Sunday, October 21, 2012

Renewable Energy

Some folks in England have announced that they can produce "petrol" from air while removing carbon dioxide. Knowing how much carbon, an essential element in any fuel, naturally occurrs in air, I wax skeptical.

Checking the process I find I was right.
The “petrol from air” technology involves taking sodium hydroxide and mixing it with carbon dioxide before "electrolysing" the sodium carbonate that it produces to form pure carbon dioxide.
Hydrogen is then produced by electrolysing water vapour captured with a dehumidifier.
So you first obtain sodium Hydroxide, available from any babbling brook in England, and mix it with CO2, presumably extracted from the atmosphere normally using high pressure compressors and heat transfer apparatus, then electrolyze the mix using electricity from unicorn farts, to produce carbon dioxide of a higher purity than the stuff you bought from Air Liquide, and water vapor.

The water vapor in turn is condensed and electrolyzed using power from a coal-fired plant to produce Hydrogen and Oxygen.

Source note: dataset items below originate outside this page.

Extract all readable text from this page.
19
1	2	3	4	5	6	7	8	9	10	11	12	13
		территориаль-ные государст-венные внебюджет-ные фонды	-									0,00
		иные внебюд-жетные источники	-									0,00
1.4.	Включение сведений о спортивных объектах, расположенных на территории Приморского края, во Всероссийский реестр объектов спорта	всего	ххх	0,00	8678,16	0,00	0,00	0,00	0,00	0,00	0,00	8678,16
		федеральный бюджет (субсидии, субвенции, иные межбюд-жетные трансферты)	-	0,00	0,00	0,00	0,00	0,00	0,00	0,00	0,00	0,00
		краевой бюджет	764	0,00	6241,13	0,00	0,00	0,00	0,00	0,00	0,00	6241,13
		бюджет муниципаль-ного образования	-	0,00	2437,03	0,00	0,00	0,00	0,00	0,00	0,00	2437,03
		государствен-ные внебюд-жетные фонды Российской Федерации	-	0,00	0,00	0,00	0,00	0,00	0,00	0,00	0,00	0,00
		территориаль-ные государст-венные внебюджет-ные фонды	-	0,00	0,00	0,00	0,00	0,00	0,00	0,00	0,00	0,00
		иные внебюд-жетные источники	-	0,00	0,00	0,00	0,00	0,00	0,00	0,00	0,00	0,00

The Oxygen is disposed of and the hydrogen and carbon dioxide are mixed at very high pressure and probably temperature and coaxed to combine into Methanol which in turn is run through a high pressure and temperature device to convert it to octane which is then poured into your gas tank.

I don't doubt for an instant that the process will work, but the cost in energy and process machinery and operation does not look to me to be particularly efficient. Perhaps when the price of ordinary petrol reaches $50/gal.